C’è un sentimento di forte rabbia che non nascondo, ma non è rabbia verso qualcuno, è piuttosto rivolta verso la situazione in generale e verso l’odio che viene rivolto a chi si dimostra solidale. Questa sensazione è molto più importante degli attacchi personali che uno può ricevere: essi passano in secondo piano perché l’ingiustizia collettiva che si sta consumando è la prima fonte di preoccupazione e quella dove vanno rivolte le energie. È stato sconvolgente, per esempio, sentire discussioni su “quanto sono minori i minorenni a bordo”, quando ognuno di loro è una persona con forza e dignità ben superiore a quella della maggior parte di noi solo per il fatto di essere sopravvissuti a un viaggio drammatico. Non meritano tutto questo, davvero.

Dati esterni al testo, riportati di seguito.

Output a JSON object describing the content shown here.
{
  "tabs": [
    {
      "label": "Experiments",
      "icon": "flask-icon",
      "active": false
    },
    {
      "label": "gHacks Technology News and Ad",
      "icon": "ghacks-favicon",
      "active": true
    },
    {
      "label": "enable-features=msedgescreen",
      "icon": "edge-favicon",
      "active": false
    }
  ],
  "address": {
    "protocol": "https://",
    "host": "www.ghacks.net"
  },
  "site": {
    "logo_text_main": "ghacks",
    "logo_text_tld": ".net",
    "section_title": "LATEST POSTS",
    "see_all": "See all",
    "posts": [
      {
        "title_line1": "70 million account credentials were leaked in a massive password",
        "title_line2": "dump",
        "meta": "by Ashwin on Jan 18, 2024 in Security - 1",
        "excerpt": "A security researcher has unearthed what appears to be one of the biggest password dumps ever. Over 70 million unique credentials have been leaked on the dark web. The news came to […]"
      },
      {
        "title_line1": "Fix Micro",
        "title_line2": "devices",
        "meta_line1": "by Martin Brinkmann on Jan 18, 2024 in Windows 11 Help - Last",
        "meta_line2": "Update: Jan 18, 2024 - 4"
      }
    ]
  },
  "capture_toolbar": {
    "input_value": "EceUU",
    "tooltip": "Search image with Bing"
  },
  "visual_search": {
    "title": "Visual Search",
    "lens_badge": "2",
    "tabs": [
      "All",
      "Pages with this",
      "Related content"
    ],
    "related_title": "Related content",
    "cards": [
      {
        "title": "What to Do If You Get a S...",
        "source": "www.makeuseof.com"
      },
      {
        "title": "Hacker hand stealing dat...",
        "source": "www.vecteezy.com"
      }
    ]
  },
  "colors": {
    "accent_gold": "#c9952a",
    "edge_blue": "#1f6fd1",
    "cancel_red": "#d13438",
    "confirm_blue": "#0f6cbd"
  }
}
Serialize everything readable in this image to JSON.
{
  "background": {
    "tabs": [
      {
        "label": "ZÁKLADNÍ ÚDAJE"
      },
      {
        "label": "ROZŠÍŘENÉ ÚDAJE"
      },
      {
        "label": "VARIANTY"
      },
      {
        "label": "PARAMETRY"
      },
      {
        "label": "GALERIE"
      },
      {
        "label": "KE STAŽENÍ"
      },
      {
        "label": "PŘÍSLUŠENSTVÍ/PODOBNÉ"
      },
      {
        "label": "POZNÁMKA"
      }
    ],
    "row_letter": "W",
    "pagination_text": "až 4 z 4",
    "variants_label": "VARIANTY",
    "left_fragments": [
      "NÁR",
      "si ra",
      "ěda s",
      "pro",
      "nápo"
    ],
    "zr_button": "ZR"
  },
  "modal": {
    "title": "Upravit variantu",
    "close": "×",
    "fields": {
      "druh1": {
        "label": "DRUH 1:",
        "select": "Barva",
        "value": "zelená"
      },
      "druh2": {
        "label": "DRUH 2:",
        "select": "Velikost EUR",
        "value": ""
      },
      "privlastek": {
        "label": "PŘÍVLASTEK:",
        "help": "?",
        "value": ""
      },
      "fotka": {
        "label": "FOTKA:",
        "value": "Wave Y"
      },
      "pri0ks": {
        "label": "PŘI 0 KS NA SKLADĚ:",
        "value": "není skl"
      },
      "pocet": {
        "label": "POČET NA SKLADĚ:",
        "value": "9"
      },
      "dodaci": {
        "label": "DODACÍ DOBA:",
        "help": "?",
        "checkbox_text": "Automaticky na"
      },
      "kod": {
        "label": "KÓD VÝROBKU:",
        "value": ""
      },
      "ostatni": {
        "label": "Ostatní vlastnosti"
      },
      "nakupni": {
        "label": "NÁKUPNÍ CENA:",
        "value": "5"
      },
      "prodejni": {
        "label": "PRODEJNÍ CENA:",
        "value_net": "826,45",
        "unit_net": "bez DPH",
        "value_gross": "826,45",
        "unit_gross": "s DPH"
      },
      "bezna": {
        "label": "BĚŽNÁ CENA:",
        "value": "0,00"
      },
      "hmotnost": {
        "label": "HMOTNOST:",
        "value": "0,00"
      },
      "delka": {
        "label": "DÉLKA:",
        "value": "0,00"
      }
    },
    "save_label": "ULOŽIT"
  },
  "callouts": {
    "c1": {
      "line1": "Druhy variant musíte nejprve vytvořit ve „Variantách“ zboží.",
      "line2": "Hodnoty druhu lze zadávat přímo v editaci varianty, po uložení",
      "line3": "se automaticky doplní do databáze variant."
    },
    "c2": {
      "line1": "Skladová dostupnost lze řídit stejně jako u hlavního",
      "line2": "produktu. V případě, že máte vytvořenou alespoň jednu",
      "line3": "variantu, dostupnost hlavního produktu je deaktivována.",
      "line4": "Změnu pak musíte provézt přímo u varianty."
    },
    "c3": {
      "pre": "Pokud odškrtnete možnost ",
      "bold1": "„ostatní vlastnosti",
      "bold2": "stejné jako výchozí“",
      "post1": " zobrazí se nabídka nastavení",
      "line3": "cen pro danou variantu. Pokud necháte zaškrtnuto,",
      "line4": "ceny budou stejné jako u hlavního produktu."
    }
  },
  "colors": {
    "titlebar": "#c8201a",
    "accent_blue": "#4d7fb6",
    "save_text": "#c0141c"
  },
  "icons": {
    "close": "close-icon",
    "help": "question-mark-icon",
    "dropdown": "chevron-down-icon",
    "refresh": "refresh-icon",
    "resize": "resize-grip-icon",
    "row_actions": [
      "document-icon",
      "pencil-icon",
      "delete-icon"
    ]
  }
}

Ti viene in mente un episodio che invece ricordi con positività?
Sì, ho il vivo ricordo del giorno in cui a Siracusa molte persone si sono ritrovate nella zona del porto per manifestare la loro solidarietà alla nostra nave. L’immagine che ancora oggi mi emoziona è quella di molti dei 47 migranti recuperati che non smettevano di guardare con il binocolo la manifestazione e ci chiedevano di fare vedere loro i video che ci arrivavano via telefono sia da Siracusa che da Genova, dove quel giorno almeno 10mila persone hanno sfilato per l’accoglienza. Li ho visti sorridere ed emozionarsi di fronte a quel supporto, capace di dare loro nuova speranza. Anche noi dell’equipaggio abbiamo provato emozioni intense.

Come hanno reagito i tuoi conoscenti sapendoti a bordo mentre il tema rimbalzava in ogni mass media italiano e internazionale?
Devo dire che ho ricevuto un grande supporto. Molte persone, dai parenti agli amici, avevano voglia di farmi sentire la loro vicinanza sia dal punto di vista umano che “politico” e questo l’ho apprezzato molto. Non ho ricevuto messaggi negativi, immagino che se anche qualcuno fosse stato contrario alla mia scelta in quei giorni abbia preferito non farsi sentire.

Se una persona volesse supportare o diventare volontaria di United 4 Med che passi deve fare?
Stiamo raccogliendo fondi per le prossime missioni in mare e ogni informazione si può trovare sul sito di Mediterranea o Sea-Watch, per esempio. Lì ci sono anche ulteriori informazioni sul progetto e chiunque fosse interessato a farne parte può mettersi in contatto con noi.